Green stayed on two months past his planned retirement date after Butkovitz's audit, which raised the specter of fraud because the Sheriff's Office lacked even the most basic financial controls.
A week after taking over as acting sheriff, Deeley removed four top staffers from the real estate unit, suspending three with the intent to fire and transferring a fourth who is a Civil Service employee. She also canceled contracts with Reach Communications and RCS Searchers Inc., two companies owned by a longtime Green friend and political ally, James Davis.
Davis' sister, Crystal Stewart, and her husband, Darrell Stewart, were two of the employees removed by Deeley.
Reach hosted sheriff's data on its own server and was prepared to launch a new software program, with approval by both the Sheriff's Office and the city's Division of Technology, on Jan. 10. Deeley severed relations with the firm on Jan. 7.

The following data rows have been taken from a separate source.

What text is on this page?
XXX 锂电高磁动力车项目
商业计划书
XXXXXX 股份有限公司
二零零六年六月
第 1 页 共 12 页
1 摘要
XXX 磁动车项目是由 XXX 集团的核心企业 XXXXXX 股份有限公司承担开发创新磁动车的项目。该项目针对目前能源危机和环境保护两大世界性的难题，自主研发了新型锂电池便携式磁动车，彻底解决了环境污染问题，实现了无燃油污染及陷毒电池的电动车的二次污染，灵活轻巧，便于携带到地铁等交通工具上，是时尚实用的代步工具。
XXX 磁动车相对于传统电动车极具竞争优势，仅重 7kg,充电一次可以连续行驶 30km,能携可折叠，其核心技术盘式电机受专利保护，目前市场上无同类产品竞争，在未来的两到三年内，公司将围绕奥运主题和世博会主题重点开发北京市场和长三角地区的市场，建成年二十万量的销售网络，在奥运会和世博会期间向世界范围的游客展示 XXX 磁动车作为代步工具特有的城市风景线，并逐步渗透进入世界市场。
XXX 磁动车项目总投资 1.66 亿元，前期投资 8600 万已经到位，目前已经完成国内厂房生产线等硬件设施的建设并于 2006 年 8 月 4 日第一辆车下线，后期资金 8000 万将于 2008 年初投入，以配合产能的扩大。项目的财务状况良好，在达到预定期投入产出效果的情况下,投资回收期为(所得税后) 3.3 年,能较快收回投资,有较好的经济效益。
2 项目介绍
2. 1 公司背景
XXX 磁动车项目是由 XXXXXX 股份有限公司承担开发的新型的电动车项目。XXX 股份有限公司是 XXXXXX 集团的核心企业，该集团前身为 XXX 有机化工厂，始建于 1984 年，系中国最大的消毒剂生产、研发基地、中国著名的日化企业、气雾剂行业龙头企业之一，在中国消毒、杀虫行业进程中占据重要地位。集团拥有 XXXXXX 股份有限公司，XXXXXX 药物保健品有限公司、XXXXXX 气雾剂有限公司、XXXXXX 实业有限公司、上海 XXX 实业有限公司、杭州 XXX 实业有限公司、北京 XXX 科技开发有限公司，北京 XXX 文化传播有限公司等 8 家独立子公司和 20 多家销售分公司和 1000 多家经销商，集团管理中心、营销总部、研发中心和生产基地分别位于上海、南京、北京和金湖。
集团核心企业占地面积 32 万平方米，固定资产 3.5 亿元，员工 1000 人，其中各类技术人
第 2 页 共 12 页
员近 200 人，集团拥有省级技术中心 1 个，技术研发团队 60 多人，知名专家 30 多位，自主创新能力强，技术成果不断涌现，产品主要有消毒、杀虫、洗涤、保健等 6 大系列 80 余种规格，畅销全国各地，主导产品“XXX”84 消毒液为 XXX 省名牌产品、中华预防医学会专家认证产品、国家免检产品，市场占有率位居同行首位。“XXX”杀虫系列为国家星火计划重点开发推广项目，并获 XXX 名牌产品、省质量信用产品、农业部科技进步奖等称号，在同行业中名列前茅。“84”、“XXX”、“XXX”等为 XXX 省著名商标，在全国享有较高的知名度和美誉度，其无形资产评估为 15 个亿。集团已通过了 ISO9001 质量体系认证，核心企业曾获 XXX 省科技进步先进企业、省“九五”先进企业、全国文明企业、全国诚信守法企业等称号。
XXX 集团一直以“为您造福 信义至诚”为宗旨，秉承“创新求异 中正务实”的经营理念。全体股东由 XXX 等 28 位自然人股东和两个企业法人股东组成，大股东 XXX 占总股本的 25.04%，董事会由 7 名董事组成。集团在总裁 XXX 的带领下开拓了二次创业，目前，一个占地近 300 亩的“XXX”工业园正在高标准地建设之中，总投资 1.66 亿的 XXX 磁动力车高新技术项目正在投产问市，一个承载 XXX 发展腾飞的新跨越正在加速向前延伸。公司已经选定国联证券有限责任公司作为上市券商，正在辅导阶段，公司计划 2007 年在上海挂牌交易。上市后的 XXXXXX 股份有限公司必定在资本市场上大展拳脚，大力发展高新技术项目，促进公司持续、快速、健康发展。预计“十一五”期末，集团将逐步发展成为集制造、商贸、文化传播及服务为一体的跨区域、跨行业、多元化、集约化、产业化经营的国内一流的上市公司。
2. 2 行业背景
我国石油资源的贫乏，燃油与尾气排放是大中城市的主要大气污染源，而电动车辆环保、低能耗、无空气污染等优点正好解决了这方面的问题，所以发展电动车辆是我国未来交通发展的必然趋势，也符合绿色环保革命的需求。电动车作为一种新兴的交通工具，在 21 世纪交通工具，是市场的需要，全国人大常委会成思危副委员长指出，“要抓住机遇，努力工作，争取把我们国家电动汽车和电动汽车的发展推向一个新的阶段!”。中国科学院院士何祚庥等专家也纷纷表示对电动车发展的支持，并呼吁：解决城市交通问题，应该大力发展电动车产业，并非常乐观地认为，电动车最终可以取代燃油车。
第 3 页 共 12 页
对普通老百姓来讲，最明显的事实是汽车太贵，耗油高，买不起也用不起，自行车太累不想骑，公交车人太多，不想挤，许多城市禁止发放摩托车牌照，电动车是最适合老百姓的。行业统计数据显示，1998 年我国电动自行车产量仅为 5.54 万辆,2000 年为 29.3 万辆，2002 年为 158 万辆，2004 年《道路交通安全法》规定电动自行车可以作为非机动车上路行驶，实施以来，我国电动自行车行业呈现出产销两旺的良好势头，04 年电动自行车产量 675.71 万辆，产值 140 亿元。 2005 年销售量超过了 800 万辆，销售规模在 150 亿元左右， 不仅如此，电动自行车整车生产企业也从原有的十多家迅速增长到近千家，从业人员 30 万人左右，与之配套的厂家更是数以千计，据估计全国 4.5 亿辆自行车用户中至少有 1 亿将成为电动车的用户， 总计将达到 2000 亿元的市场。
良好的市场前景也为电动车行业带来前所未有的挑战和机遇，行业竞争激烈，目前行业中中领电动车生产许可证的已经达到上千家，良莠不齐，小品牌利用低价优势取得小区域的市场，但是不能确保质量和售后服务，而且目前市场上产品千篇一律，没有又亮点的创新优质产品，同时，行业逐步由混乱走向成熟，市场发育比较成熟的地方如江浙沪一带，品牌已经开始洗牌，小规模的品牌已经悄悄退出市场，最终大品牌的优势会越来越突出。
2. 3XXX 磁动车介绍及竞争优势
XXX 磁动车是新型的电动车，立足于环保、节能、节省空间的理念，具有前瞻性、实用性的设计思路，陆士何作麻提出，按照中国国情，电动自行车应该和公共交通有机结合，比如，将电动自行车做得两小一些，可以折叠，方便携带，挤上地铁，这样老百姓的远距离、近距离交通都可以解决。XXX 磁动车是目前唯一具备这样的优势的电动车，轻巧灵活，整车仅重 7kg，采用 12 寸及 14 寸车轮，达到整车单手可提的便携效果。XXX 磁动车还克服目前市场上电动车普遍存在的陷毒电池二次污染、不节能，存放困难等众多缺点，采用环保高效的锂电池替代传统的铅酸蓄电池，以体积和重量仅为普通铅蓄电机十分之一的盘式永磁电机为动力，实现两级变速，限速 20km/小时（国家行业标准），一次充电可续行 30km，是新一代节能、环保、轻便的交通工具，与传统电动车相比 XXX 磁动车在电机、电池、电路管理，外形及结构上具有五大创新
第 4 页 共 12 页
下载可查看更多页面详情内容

Since the day his firm was let go, Davis has stood by his work and said his computer applications helped patch together a system that the city's Division of Technology had failed to fix since 2003.
He also questioned how Deeley expected to conduct a sheriff's sale without his help.
Davis' attorney, Catherine Recker, would not comment when asked if Davis or Reach had been subpoenaed, saying only: "We will be cooperating fully with any inquiry."
Recker said, at her invitation, she and Reach officials met last week at Reach's offices with representatives of the city law department, the Sheriff's Office and City Controller to explain the system Reach had set up for the Sheriff before the company was abruptly terminated.
Davis has previously said he developed the application in coordination with the city's division of technology - something city officials have denied - to allow the Sheriff's antiquated system to perform basic functions.
"We met seeking ways to help resolve the issues confronting the Sheriff's Office," Recker said.
Pamela Dembe, president judge of the First Judicial District - the name for the Philadelphia courts system - has ordered a moratorium on sales since late December. Deeley and Vignola are scrambling to proceed with a sheriff's sale on March 16.
As the Sheriff's Office struggles to prop up its computer system to resume auctioning properties, Dembe, Deeley, and Mayor Nutter are in talks to determine whether the office will retain control of that function in the future.